National policies and practices related to WMD must be transparent if they are to have any effect. This element was highlighted by several high-profile cases in which secret dealings resulted in the acquisition of WMD technology.
Horizontal expansion Horizontal proliferation is the spread of nuclear weapons to new countries through the prohibition of nuclear arms trade and the elimination of any capability to produce nuclear weapons. The proliferation of nuclear weapons has presented a threat since the first successful nuclear explosion in New Mexico in 1945. Since then, several countries have pursued nuclear weapons programs, most notably India and Pakistan.
The taboo against nuclear weapons trade has prevented major powers from transferring technology or materials that could be used for nuclear weapons production. However, smaller countries can obtain some equipment and material for nuclear weapons development from abroad. For example, North Korea has received fuel for its nuclear reactor from France and China, while Iran has bought plutonium-producing centrifuges from Germany.
Nuclear weapons states are required by treaty to not transfer technology or materials that could be used for nuclear weapons production. Nevertheless, there have been cases of foreign companies selling equipment and materials to these countries. For example, South Africa received nuclear technology from Britain and Canada and built two nuclear reactors at Koeberg in Cape Town.
However, both countries abandoned their nuclear programs in 1992 after public protests.
In addition, many countries have signed but not ratified the Nuclear Nonproliferation Treaty, including Libya, Iraq, and Yemen. These countries can receive nuclear technology and materials without violating international law because they are not signatories to the NPT.
A fast expansion in population (especially a rapid increase in the number of deadly weapons). (1) Nuclear proliferation has resurfaced as a serious worldwide problem. (2) The number of TV channels has increased dramatically in the last two years.
Nuclear nonproliferation is the activity or practice of restricting or regulating an excessive, fast spread. Or reluctance to proliferate, as in budding or cell division. Nonproliferation includes efforts to prevent new nuclear weapons from being developed or used, as well as efforts to reduce the current number of nuclear weapons.

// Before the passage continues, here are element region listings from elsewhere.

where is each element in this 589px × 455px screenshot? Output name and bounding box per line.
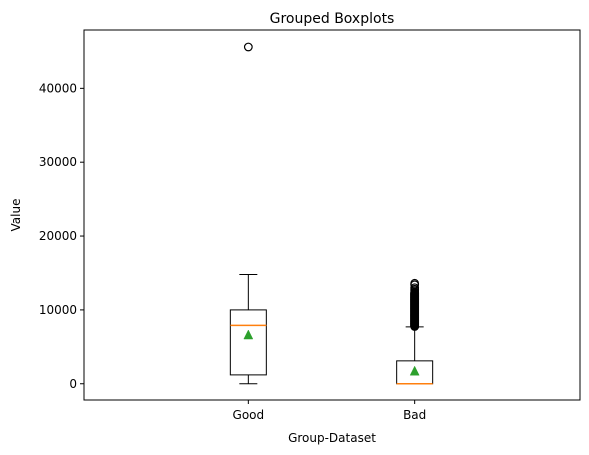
y-tick-label: 20000: [39, 229, 77, 243]
y-tick-label: 10000: [39, 303, 77, 317]
outlier-point: [243, 42, 253, 52]
box-iqr: [229, 309, 267, 376]
x-axis-label: Group-Dataset: [288, 431, 376, 445]
y-axis: 0 10000 20000 30000 40000: [39, 81, 84, 391]
outlier-point: [410, 283, 420, 293]
plot-area: [229, 42, 434, 385]
y-axis-label: Value: [9, 199, 23, 232]
outlier-point: [410, 278, 420, 288]
y-tick-label: 0: [69, 377, 77, 391]
chart-title: Grouped Boxplots: [270, 11, 395, 27]
box-group-bad: [396, 278, 434, 385]
mean-marker: [409, 365, 420, 376]
x-tick-label: Good: [233, 408, 265, 422]
y-tick-label: 30000: [39, 155, 77, 169]
mean-marker: [243, 329, 254, 340]
box-group-good: [229, 42, 267, 385]
x-axis: Good Bad: [233, 400, 426, 422]
x-tick-label: Bad: [403, 408, 426, 422]
axes-frame: [83, 29, 581, 401]
y-tick-label: 40000: [39, 81, 77, 95]
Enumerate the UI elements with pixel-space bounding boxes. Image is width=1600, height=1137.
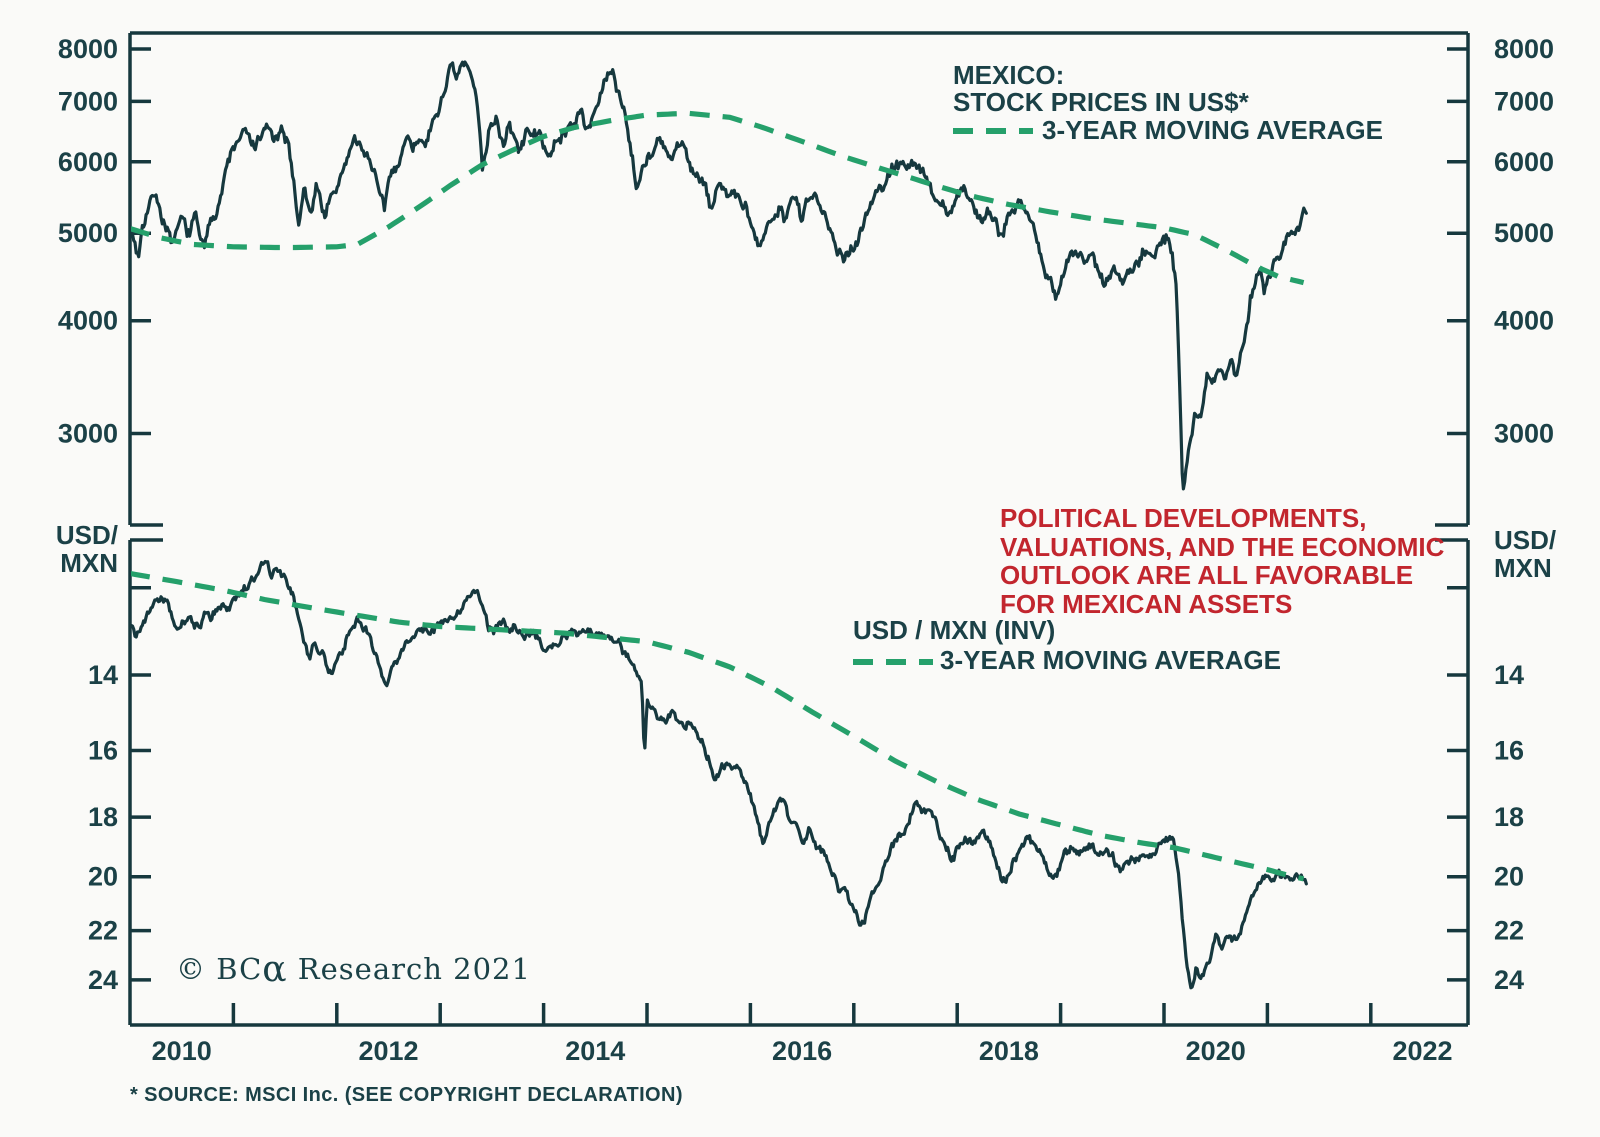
y-tick-label-left: 14 bbox=[88, 660, 118, 690]
y-tick-label-left: 3000 bbox=[58, 418, 118, 448]
y-tick-label-right: 4000 bbox=[1494, 306, 1554, 336]
alpha-glyph: α bbox=[262, 949, 288, 990]
copyright-notice: © BCα Research 2021 bbox=[176, 952, 531, 988]
y-axis-unit-label-right: USD/ bbox=[1494, 525, 1556, 555]
y-tick-label-left: 6000 bbox=[58, 147, 118, 177]
x-axis-year-label: 2018 bbox=[979, 1036, 1039, 1066]
bottom-panel-legend: USD / MXN (INV) 3-YEAR MOVING AVERAGE bbox=[853, 617, 1281, 674]
y-tick-label-left: 5000 bbox=[58, 218, 118, 248]
dashed-line-icon bbox=[953, 128, 1033, 134]
source-footnote: * SOURCE: MSCI Inc. (SEE COPYRIGHT DECLA… bbox=[130, 1084, 683, 1106]
y-tick-label-right: 8000 bbox=[1494, 34, 1554, 64]
y-axis-unit-label-left: USD/ bbox=[56, 520, 118, 550]
y-axis-unit-label-left: MXN bbox=[60, 548, 118, 578]
y-tick-label-left: 4000 bbox=[58, 306, 118, 336]
top-legend-ma-row: 3-YEAR MOVING AVERAGE bbox=[953, 117, 1383, 144]
price-line bbox=[131, 60, 1308, 491]
y-tick-label-right: 7000 bbox=[1494, 86, 1554, 116]
y-tick-label-right: 14 bbox=[1494, 660, 1524, 690]
copyright-prefix: © BC bbox=[176, 952, 263, 986]
bottom-legend-ma-label: 3-YEAR MOVING AVERAGE bbox=[940, 645, 1281, 675]
callout-line3: OUTLOOK ARE ALL FAVORABLE bbox=[1000, 560, 1414, 590]
callout-line1: POLITICAL DEVELOPMENTS, bbox=[1000, 503, 1367, 533]
price-line bbox=[131, 559, 1308, 990]
dashed-line-icon bbox=[853, 659, 933, 665]
y-tick-label-left: 22 bbox=[88, 916, 118, 946]
panel-mexico-stocks bbox=[131, 60, 1308, 491]
x-axis-year-label: 2016 bbox=[772, 1036, 832, 1066]
y-tick-label-right: 24 bbox=[1494, 965, 1524, 995]
y-tick-label-right: 22 bbox=[1494, 916, 1524, 946]
x-axis-year-label: 2010 bbox=[152, 1036, 212, 1066]
y-tick-label-right: 20 bbox=[1494, 862, 1524, 892]
y-tick-label-right: 5000 bbox=[1494, 218, 1554, 248]
y-tick-label-left: 8000 bbox=[58, 34, 118, 64]
x-axis-year-label: 2012 bbox=[358, 1036, 418, 1066]
y-axis-unit-label-right: MXN bbox=[1494, 553, 1552, 583]
top-panel-legend: MEXICO: STOCK PRICES IN US$* 3-YEAR MOVI… bbox=[953, 62, 1383, 144]
y-tick-label-left: 16 bbox=[88, 736, 118, 766]
x-axis-year-label: 2020 bbox=[1186, 1036, 1246, 1066]
y-tick-label-left: 20 bbox=[88, 862, 118, 892]
y-tick-label-right: 16 bbox=[1494, 736, 1524, 766]
x-axis-year-label: 2022 bbox=[1392, 1036, 1452, 1066]
y-tick-label-left: 7000 bbox=[58, 86, 118, 116]
red-callout: POLITICAL DEVELOPMENTS, VALUATIONS, AND … bbox=[1000, 504, 1444, 618]
bottom-legend-line1: USD / MXN (INV) bbox=[853, 615, 1056, 645]
y-tick-label-right: 6000 bbox=[1494, 147, 1554, 177]
callout-line2: VALUATIONS, AND THE ECONOMIC bbox=[1000, 531, 1445, 562]
top-legend-line1: MEXICO: bbox=[953, 60, 1065, 90]
copyright-suffix: Research 2021 bbox=[287, 952, 531, 986]
panel-usd-mxn bbox=[131, 559, 1308, 990]
moving-average-line bbox=[131, 571, 1305, 882]
y-tick-label-left: 18 bbox=[88, 802, 118, 832]
top-legend-line2: STOCK PRICES IN US$* bbox=[953, 87, 1249, 117]
y-tick-label-right: 3000 bbox=[1494, 418, 1554, 448]
y-tick-label-right: 18 bbox=[1494, 802, 1524, 832]
moving-average-line bbox=[131, 110, 1305, 286]
callout-line4: FOR MEXICAN ASSETS bbox=[1000, 588, 1293, 619]
y-tick-label-left: 24 bbox=[88, 965, 118, 995]
bottom-legend-ma-row: 3-YEAR MOVING AVERAGE bbox=[853, 647, 1281, 674]
x-axis-year-label: 2014 bbox=[565, 1036, 625, 1066]
top-legend-ma-label: 3-YEAR MOVING AVERAGE bbox=[1042, 115, 1383, 145]
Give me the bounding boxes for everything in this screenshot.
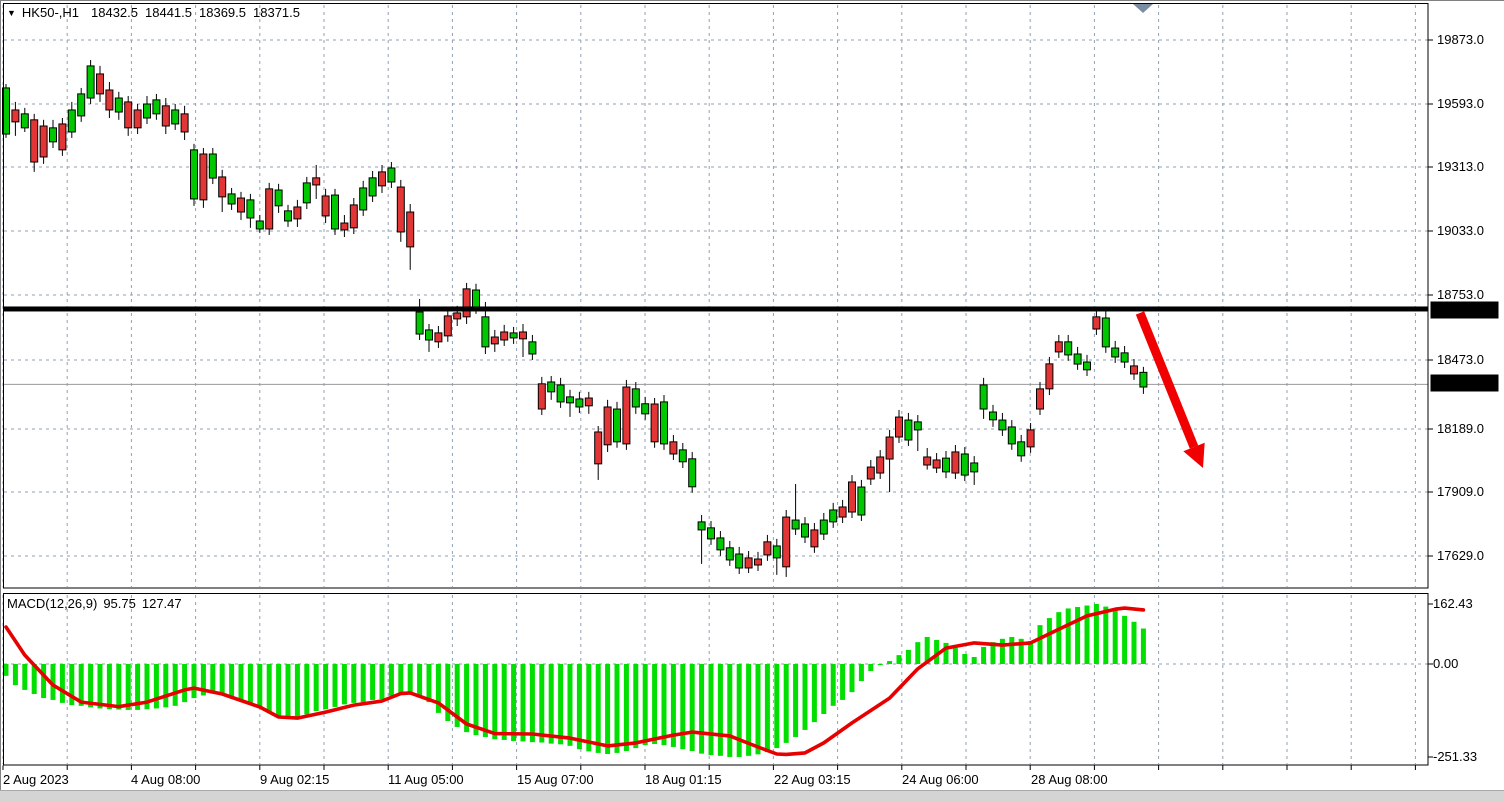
svg-text:19593.0: 19593.0: [1437, 96, 1484, 111]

Non-Proliferation Treaty (NPT) - signed by nearly all nations except North Korea and Iran - aims to prevent nuclear weapons development for peaceful purposes only. It requires parties to the treaty to disclose all aspects of their nuclear programs, allow unfettered access to their sites, and not engage in reprocessing or uranium enrichment. In addition, they must submit to inspections by the signing parties.
North Korea has not signed the NPT, but it does not have a nuclear program. Iran refused to sign the NPT because its nuclear program was for peaceful purposes only. However, it suspended its participation in the treaty in 2003 when the United States invaded Iraq without seeking approval from Iran or other countries that were party to the agreement.
Iran is now interested in joining the NPT once again. In January 2016, Iranian President Hassan Rouhani said his country would be willing to resume talks with the five permanent members of the UN Security Council plus Germany about its nuclear program.